Gleice Cruz de Andrade da Silveira, mãe de Ryan

FESTA DE ANIVERSÁRIO E ÔNIBUS DE BRINQUEDO
A festa de aniversário de quatro anos do Ryan só poderia ser sobre ônibus. Não havia outra opção possível. “Ele me pediu um bolo que tivesse um ônibus de açúcar em cima, um semáforo que acendesse e apagasse, um ponto de ônibus e uma pista. Foi muito engraçado, porque ele ia falando tudo que gostaria que tivesse na festa e eu ia anotando”, lembra Gleice, que saiu à procura de itens para fazer a decoração, mas não encontrou nada sobre o tema nas lojas. “O Ryan é filho único e foi muito esperado. Então, eu tento fazer o máximo que posso por ele. Como não encontrei nada pronto com o motivo da festa, eu mesma tive que fazer tudo”, afirma. “A mamãe pegou uma caixa de guardar brinquedo que eu tenho, no formato de um ônibus, furou o farol e colocou luzinhas”, lembra orgulhoso o menino. Para Gleice, a felicidade de Ryan, que ficou estampada no olhar e no sorriso, valeu todo o esforço.

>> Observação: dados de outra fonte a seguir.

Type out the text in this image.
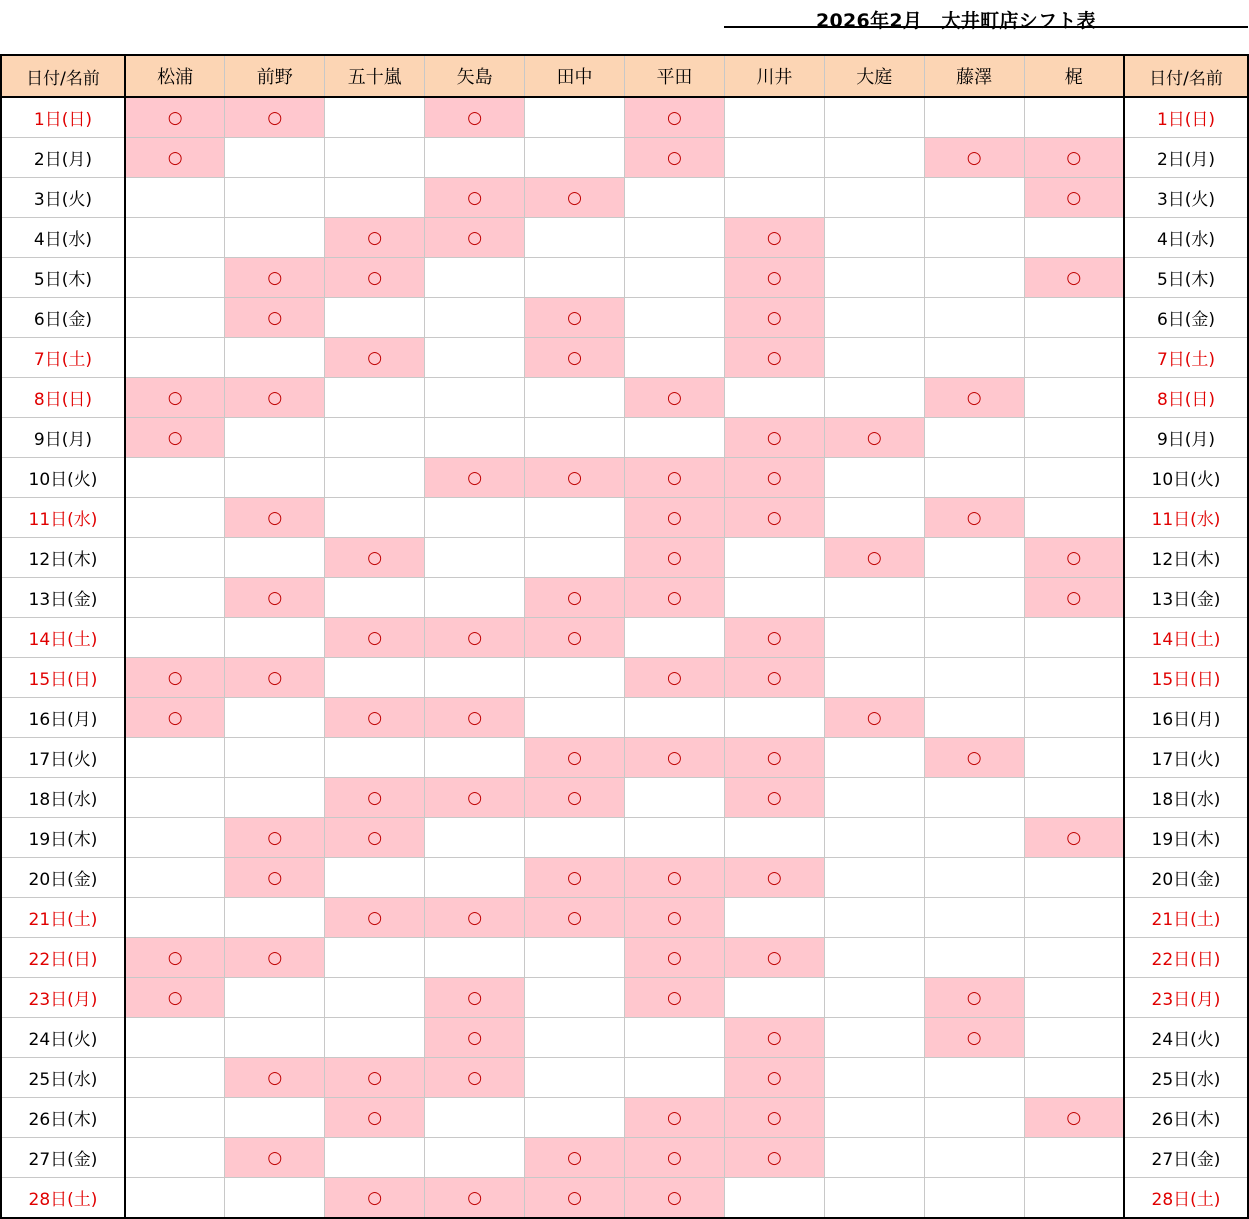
2026年2月　大井町店シフト表
日付/名前	松浦	前野	五十嵐	矢島	田中	平田	川井	大庭	藤澤	梶	日付/名前
1日(日)	○	○		○		○					1日(日)
2日(月)	○					○			○	○	2日(月)
3日(火)				○	○					○	3日(火)
4日(水)			○	○			○				4日(水)
5日(木)		○	○				○			○	5日(木)
6日(金)		○			○		○				6日(金)
7日(土)			○		○		○				7日(土)
8日(日)	○	○				○			○		8日(日)
9日(月)	○						○	○			9日(月)
10日(火)				○	○	○	○				10日(火)
11日(水)		○				○	○		○		11日(水)
12日(木)			○			○		○		○	12日(木)
13日(金)		○			○	○				○	13日(金)
14日(土)			○	○	○		○				14日(土)
15日(日)	○	○				○	○				15日(日)
16日(月)	○		○	○				○			16日(月)
17日(火)					○	○	○		○		17日(火)
18日(水)			○	○	○		○				18日(水)
19日(木)		○	○							○	19日(木)
20日(金)		○			○	○	○				20日(金)
21日(土)			○	○	○	○					21日(土)
22日(日)	○	○				○	○				22日(日)
23日(月)	○			○		○			○		23日(月)
24日(火)				○			○		○		24日(火)
25日(水)		○	○	○			○				25日(水)
26日(木)			○			○	○			○	26日(木)
27日(金)		○			○	○	○				27日(金)
28日(土)			○	○	○	○					28日(土)
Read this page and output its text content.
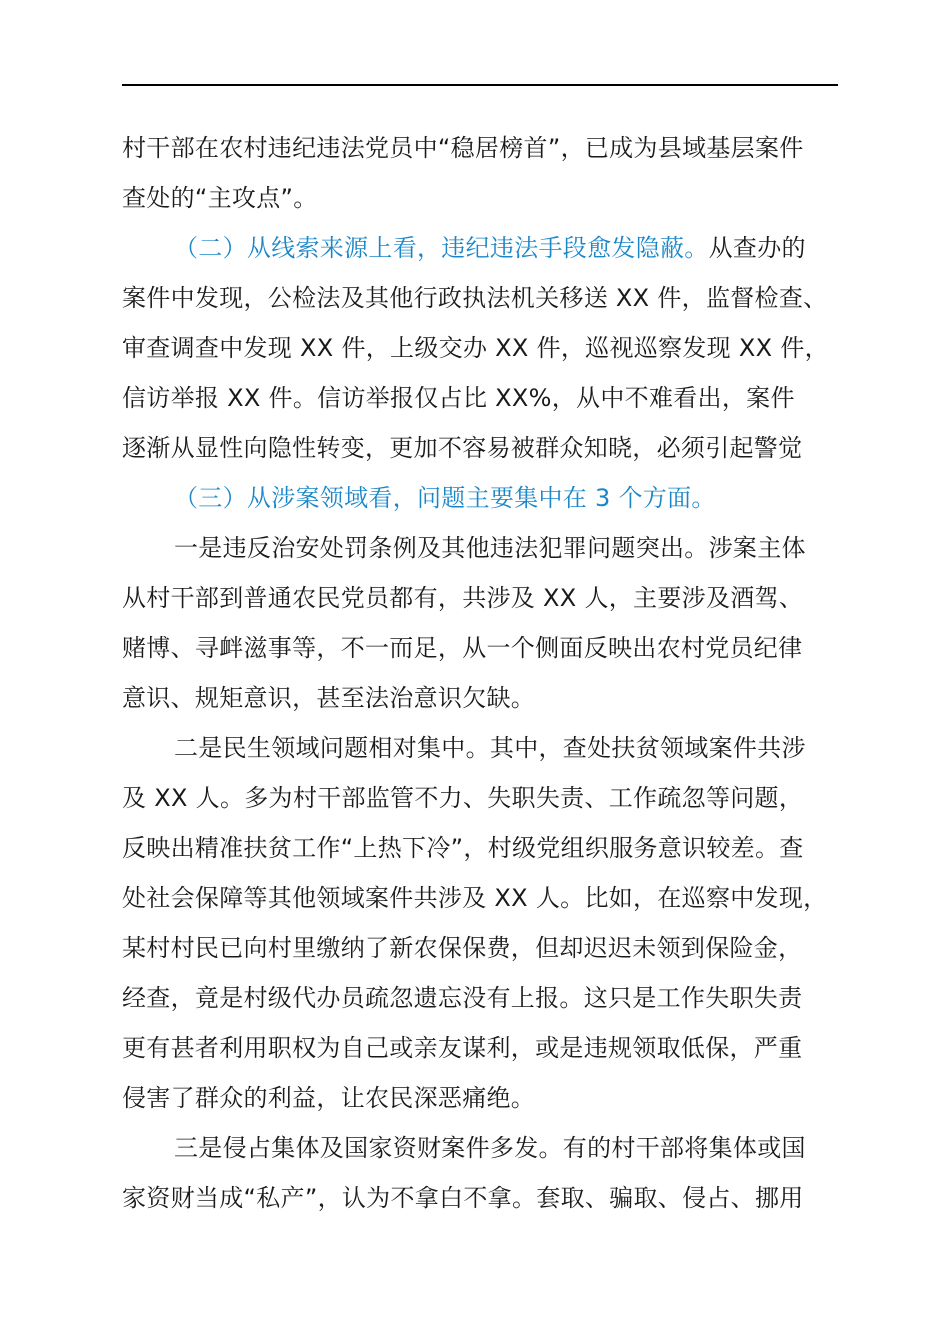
村干部在农村违纪违法党员中“稳居榜首”，已成为县域基层案件
查处的“主攻点”。
（二）从线索来源上看，违纪违法手段愈发隐蔽。从查办的
案件中发现，公检法及其他行政执法机关移送 XX 件，监督检查、
审查调查中发现 XX 件，上级交办 XX 件，巡视巡察发现 XX 件，
信访举报 XX 件。信访举报仅占比 XX%，从中不难看出，案件
逐渐从显性向隐性转变，更加不容易被群众知晓，必须引起警觉
（三）从涉案领域看，问题主要集中在 3 个方面。
一是违反治安处罚条例及其他违法犯罪问题突出。涉案主体
从村干部到普通农民党员都有，共涉及 XX 人，主要涉及酒驾、
赌博、寻衅滋事等，不一而足，从一个侧面反映出农村党员纪律
意识、规矩意识，甚至法治意识欠缺。
二是民生领域问题相对集中。其中，查处扶贫领域案件共涉
及 XX 人。多为村干部监管不力、失职失责、工作疏忽等问题，
反映出精准扶贫工作“上热下冷”，村级党组织服务意识较差。查
处社会保障等其他领域案件共涉及 XX 人。比如，在巡察中发现，
某村村民已向村里缴纳了新农保保费，但却迟迟未领到保险金，
经查，竟是村级代办员疏忽遗忘没有上报。这只是工作失职失责
更有甚者利用职权为自己或亲友谋利，或是违规领取低保，严重
侵害了群众的利益，让农民深恶痛绝。
三是侵占集体及国家资财案件多发。有的村干部将集体或国
家资财当成“私产”，认为不拿白不拿。套取、骗取、侵占、挪用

O quarto do pequeno tem ônibus para todo lado e de todas as cores e modelos. Tem alguns que cantam, outros que acendem luzes, outros feitos de papel. Tem para todos os gostos. Sobre quantos ônibus de brinquedo possui, ele diz: “Ihhhh, perdi a conta. São tantos…”. Nos seus aniversários, todos os convidados o presenteiam com ônibus. “Ninguém dá roupa ou outro tipo de brinquedo”, explica Gleice. Ela contou também que uma funcionária da Amparo mandou pelo pai do Ryan, quando ele ainda trabalhava na Rio do Ouro, uma cartela com vários ônibus de papelão para montar, que ela havia ganhado em um seminário. “Ele adora brincar com eles. Faz aquela carreira de ônibus, a gente olha e parece que ele está em outro mundo, imaginando um monte de coisas”, completa a mãe.

Questionado sobre o que quer ser quando crescer, Ryan não pensa duas vezes: “quero ser motorista de ônibus. Mas, não acho muito fácil porque tem que trocar as marchas. Tem que segurar o volante com uma mão e usar a outra pra passar a marcha. É… pode ser fácil, sim. Mas, tem que ter cuidado na pista”, disse. E quando perguntado sobre o motivo de gostar tanto de ônibus, Ryan finaliza a conversa dizendo simplesmente: “é grande”.